Reducing the amount of waste used is a great way to lessen your negative environmental impact. As people in the world grow increasingly environmentally-conscious, sustainability and zero-waste initiatives have become quite popular, with trendy zero-waste stores and sustainable DIY hacks. While many of these stores and zero-waste alternatives can be fairly expensive (and not to mention how time consuming certain DIY tasks can be), this isn’t always the case. In fact, reducing the amount of waste used can actually be easier than you think and a great way to save you money.
Why reducing waste is important
Reducing the amount of waste we cycle through is an important way to mitigate the harm we cause to the natural world. Plastic waste is a major polluter of our oceans. In fact, every minute, the equivalent of a truckload of plastic enters the oceans. The rest often ends up filling the landfills and can take up to 500 years to decompose.
By switching to reusable alternatives and cutting down on waste, we not only reduce the amount of plastic and other materials ending up in our natural environments, but we also help the environment in other ways. Plastics are made of natural resources like crude oil, natural gas, and coal, which cause great harm to the environment when extracted, due to deforestation and fracking. Plastic manufacturing is also highly energy intensive, resulting in greater greenhouse gas emissions. If less plastic is produced, less harm is done to the environment – simple as that!
However, it’s really important to note that while individual initiatives to reduce waste are extremely important, the burden of the responsibility should fall primarily on big grocery stores and supermarkets to reduce the amount of packaging in their stores. Because of that, it’s nearly impossible to live a completely zero-waste lifestyle, since our society revolves heavily around convenience and easily disposable packaging. When you go to the supermarket, it can be a challenge to find items that don’t come with excess packaging. So, it’s best to strive for progress, not perfection – every little thing makes a difference!
Save money through buying bulk
There are many zero-waste grocery stores that have popped up in recent years. While some of them tend to be a bit on the pricier side, as they often sell organic and locally sourced goods, you can often find some pretty good deals, especially on bulk staples such as quinoa, rice, oats, and beans. Many of these stores often sell bulk household products as well, like dishwashing liquid and laundry detergent.
Major grocery stores and supermarkets usually also have their own bulk sections that tend to be quite cheaper than the smaller independent stores – even though these items typically aren’t organic or locally sourced. In these sections, you can find dozens of bulk items, including nuts, oats, grains, dried fruit, and more. Buying these items in bulk tends to be cheaper than buying pre-packaged groceries. It’s a win-win!

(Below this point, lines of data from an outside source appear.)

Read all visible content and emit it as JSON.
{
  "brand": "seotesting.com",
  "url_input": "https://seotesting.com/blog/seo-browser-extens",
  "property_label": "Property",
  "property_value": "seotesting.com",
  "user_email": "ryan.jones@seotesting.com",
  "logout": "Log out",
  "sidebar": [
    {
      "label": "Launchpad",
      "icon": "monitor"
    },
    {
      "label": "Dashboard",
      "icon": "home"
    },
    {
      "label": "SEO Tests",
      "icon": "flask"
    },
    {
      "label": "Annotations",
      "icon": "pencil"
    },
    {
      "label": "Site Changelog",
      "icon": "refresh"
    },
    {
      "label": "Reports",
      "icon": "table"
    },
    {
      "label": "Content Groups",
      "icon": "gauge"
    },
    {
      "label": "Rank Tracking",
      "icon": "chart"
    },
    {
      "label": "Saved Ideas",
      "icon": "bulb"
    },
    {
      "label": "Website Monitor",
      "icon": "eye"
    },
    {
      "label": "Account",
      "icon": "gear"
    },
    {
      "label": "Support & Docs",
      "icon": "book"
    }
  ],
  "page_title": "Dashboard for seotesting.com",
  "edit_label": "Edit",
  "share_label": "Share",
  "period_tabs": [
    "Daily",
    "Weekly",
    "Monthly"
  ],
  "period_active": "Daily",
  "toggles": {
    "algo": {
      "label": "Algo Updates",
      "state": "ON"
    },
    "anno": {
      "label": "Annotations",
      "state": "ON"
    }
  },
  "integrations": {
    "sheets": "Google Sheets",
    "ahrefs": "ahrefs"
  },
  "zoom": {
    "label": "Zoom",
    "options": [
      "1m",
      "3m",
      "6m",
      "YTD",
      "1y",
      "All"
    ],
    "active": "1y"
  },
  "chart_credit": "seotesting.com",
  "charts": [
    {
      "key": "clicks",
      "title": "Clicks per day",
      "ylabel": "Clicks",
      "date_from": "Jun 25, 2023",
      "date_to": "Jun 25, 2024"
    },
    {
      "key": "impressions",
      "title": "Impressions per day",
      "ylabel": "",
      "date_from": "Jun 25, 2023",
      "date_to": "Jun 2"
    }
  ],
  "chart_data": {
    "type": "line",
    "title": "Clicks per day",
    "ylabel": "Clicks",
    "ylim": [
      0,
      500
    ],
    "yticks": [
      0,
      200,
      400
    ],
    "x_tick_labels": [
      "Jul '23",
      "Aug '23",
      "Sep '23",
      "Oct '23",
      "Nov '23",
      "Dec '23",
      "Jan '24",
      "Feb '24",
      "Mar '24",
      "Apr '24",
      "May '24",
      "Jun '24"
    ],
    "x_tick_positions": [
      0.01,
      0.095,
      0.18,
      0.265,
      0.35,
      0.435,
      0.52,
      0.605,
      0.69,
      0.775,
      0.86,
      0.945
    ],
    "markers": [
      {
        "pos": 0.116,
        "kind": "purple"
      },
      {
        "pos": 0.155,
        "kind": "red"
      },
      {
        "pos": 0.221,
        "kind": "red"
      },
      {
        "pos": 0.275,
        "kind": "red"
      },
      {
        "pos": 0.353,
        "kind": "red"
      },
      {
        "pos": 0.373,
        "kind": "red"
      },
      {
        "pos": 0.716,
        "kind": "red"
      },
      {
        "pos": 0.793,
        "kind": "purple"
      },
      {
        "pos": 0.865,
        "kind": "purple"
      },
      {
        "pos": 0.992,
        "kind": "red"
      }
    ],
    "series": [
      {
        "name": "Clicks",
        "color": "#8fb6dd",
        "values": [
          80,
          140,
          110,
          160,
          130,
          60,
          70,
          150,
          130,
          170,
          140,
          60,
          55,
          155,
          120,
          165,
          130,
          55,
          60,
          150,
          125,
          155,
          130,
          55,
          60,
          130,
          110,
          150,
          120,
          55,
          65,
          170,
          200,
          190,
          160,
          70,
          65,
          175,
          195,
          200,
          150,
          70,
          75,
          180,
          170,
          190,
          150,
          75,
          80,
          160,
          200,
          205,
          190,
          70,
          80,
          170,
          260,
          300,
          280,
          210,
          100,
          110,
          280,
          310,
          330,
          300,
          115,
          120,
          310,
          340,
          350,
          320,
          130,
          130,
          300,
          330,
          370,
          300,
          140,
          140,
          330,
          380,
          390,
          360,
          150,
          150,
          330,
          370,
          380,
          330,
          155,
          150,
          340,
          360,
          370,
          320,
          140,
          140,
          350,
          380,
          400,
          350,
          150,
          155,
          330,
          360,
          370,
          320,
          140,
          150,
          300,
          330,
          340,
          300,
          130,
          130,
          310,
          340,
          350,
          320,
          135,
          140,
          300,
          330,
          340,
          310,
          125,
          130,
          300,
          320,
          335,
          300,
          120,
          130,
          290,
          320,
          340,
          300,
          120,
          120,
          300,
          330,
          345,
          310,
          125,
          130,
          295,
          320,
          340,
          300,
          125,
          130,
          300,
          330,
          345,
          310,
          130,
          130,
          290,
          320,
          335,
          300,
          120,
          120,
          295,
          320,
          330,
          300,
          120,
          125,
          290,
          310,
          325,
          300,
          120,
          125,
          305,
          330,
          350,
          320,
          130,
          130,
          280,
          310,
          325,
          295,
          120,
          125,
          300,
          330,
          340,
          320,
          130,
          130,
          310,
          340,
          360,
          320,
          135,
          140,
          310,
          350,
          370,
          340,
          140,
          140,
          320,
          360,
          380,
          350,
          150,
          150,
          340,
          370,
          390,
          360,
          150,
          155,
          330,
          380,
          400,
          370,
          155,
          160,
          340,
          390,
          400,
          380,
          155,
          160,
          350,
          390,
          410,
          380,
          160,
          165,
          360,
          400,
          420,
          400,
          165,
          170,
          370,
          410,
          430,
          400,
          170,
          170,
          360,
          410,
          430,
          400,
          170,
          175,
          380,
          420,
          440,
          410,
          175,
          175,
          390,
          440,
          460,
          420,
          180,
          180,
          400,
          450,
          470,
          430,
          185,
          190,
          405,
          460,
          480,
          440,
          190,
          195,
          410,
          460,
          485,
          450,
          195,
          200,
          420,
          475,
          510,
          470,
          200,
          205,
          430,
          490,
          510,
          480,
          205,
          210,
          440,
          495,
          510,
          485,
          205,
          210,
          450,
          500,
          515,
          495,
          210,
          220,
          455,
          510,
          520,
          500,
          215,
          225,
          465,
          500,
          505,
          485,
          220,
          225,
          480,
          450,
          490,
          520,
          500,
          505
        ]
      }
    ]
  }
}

While many of the smaller stores offer jar deposit systems or free donated containers, most allow you to bring your own containers from home to refill. Chances are, you probably have an old pickle jar or yogurt container lying around somewhere that you could refill at a bulk bin, instead of purchasing a whole new jar.
Buy only what you need
While this may seem obvious, we’re all guilty of purchasing too much food, which later sits in the fridge or pantry and spoils, just to be tossed out. In addition to contributing to the massive food waste problem, which consumers greatly contribute to, you also end up losing money.
Chances are, you don’t need the impulse-buy snacks and candies near the check-out counter. Not only does the cost of these add up, but these items are often wrapped in unnecessary plastic packaging, which results in more plastic waste in our landfills and oceans.
Meal planning and prepping is another way to reduce waste and save both time and money. When you go to the grocery store with specific meals in mind, you’ll be less likely to end up purchasing things you don’t really need. You’ll also be less inclined to order take-out or make one-off, time-consuming trips to the store. When planning your meals, try to mindfully choose those with ingredients that can be purchased with zero or minimal packaging.
Often, zero-waste products seem to be more expensive, but they actually end up saving you money in the long term. For instance, purchasing a beeswax reusable wrap may initially be a bit pricey, but will save you money because you won’t have to constantly buy plastic saran wrap or aluminum foil.
Using rags and cloths (or even just cutting up old shirts) instead of using paper towels is a great way to reduce waste while saving money. People who menstruate can also save money and reduce waste by purchasing menstrual cups, which sell for around $30, instead of shelling out money each month on tampons and pads.
You may also consider ditching disposable plastic razors for more heavy-duty zero-waste metal razors, which you can use for years while occasionally swapping out the razor, which tends to be cheaper than reusable razors.
Switching to bar soap is another way to save money and reduce waste – for hand soap, body soap, and shampoo. Plastic containers that contain liquid soap are wasteful, contain chemicals, and can’t be recycled in many places. Purchasing unwrapped soap bars may be a bit pricier than a bottle of liquid soap, but they typically last much longer – again, saving you money in the long-run.
Essentially, there are so many ways in which reducing waste and saving money go hand-in-hand! You don’t need to be wealthy and purchase costly organic products or devote many hours to DIY projects. With a bit of research, creativity, and mindful consumption, reducing waste can be a feasible pursuit for all.